Les Is No More (Les Coleman, 1945—2013)

Les Coleman (Geary’s Guide, p. 28) died on January 17. He was a kind and witty man, endlessly alert to the surreal and Dada-esque aspects of real life, which he translated into his visual and aphoristic art. I was fortunate to get to know Les over the past few years and on one visit to his South London home bought a work I treasure: a drawing of two goldfish swimming in separate compartments of a water-filled hourglass. “Les Coleman was a rare bird,” according to his friend and fellow artist Patrick Hughes, “a fine artist who devoted himself to comedy.

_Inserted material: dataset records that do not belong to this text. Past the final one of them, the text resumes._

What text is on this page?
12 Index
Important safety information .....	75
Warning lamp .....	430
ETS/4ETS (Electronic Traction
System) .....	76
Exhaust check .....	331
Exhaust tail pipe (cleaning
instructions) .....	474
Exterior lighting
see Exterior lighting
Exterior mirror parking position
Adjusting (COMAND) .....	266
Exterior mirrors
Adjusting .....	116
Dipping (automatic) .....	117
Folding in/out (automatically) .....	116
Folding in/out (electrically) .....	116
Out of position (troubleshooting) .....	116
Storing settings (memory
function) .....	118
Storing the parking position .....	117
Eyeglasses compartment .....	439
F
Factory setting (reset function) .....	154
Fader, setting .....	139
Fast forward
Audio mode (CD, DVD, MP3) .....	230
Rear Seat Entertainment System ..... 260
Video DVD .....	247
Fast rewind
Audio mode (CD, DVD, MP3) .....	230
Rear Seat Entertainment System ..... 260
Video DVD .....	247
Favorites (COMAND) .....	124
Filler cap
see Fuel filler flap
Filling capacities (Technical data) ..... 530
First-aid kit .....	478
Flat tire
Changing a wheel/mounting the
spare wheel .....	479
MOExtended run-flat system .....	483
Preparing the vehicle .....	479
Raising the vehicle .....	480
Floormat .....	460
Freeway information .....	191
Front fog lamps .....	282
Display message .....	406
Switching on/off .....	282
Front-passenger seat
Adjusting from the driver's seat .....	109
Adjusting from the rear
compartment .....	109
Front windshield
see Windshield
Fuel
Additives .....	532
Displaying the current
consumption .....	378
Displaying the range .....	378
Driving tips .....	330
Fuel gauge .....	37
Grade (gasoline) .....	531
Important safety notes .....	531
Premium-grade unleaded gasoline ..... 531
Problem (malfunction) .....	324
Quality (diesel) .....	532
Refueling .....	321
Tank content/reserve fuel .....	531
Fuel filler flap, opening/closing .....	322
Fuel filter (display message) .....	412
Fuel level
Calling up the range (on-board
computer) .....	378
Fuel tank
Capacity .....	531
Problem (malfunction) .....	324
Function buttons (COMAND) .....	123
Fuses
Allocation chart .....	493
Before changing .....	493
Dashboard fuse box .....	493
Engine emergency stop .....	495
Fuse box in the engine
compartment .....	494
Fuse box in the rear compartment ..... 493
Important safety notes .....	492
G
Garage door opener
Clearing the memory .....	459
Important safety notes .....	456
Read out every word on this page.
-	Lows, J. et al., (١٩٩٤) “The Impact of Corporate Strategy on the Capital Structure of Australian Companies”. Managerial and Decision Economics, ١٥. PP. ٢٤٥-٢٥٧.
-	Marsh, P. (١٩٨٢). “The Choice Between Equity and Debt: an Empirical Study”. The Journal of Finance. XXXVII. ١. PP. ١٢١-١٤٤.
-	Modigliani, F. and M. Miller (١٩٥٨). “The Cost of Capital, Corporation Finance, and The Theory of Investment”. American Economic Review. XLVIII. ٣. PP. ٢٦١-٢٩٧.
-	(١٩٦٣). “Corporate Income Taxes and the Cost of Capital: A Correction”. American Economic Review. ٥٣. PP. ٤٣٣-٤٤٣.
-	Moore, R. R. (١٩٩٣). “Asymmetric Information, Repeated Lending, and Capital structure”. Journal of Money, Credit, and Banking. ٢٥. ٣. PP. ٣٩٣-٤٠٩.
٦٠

All through his career Les stuck to his vision of art evoking laughter, a grim smile or a subtle grin.” That profound, absurdist comic vision is plain to see in Les’ wonderful aphorisms, of which I’ll never get enough…

A thorough inspection of the birthday suit revealed a number of holes.

True deception goes unnoticed.

Wind supports all flags no matter what the flag supports.

A bridge has no allegiance to either side.

The distance a goldfish swims is not controlled by the bowl.

Audience: play watched from the stage.

The more a ball bounces the less it bounces.

Puppets go to sleep the moment they break free from their strings.

Each page in a book knows its opposite page by heart.

Glass is silent until broken.

Headstone: death’s bookmark.

Metaphor and Innovation

The metaphor-minded, aphoristically inclined Dave Lull sends news of ‘Bad Metaphors, Bad Tech‘ by Rob Goodman in The Millions. “It’s only in terms of what’s old that the newest technologies make initial sense,” Goodman writes, a point also made beautifully by Owen Barfield in his exquisite book History in English Words: “When a new thing or a new idea comes into the consciousness of the community, it is described, not by a new word, but by the name of the pre-existing object which most closely resembles it.” Here’s a central paragraph from Goodman’s piece:

“More than smoothing over progress after the fact, metaphors themselves often drive progress. The insight that turned a balloon into a piece of Baroque art was the same kind of jump that turned a billowing shirt into a flying machine. But if smart figurative thinking can spark and explain new technologies, defective metaphors can do just the opposite. When the words and images we use to familiarize the new become too familiar — when metaphors start to die, or when we forget that they’re only tools — they can become some of the most powerful forces against innovation. It’s not always technical walls that stop change in its tracks. Sometimes, innovation is limited by language itself.”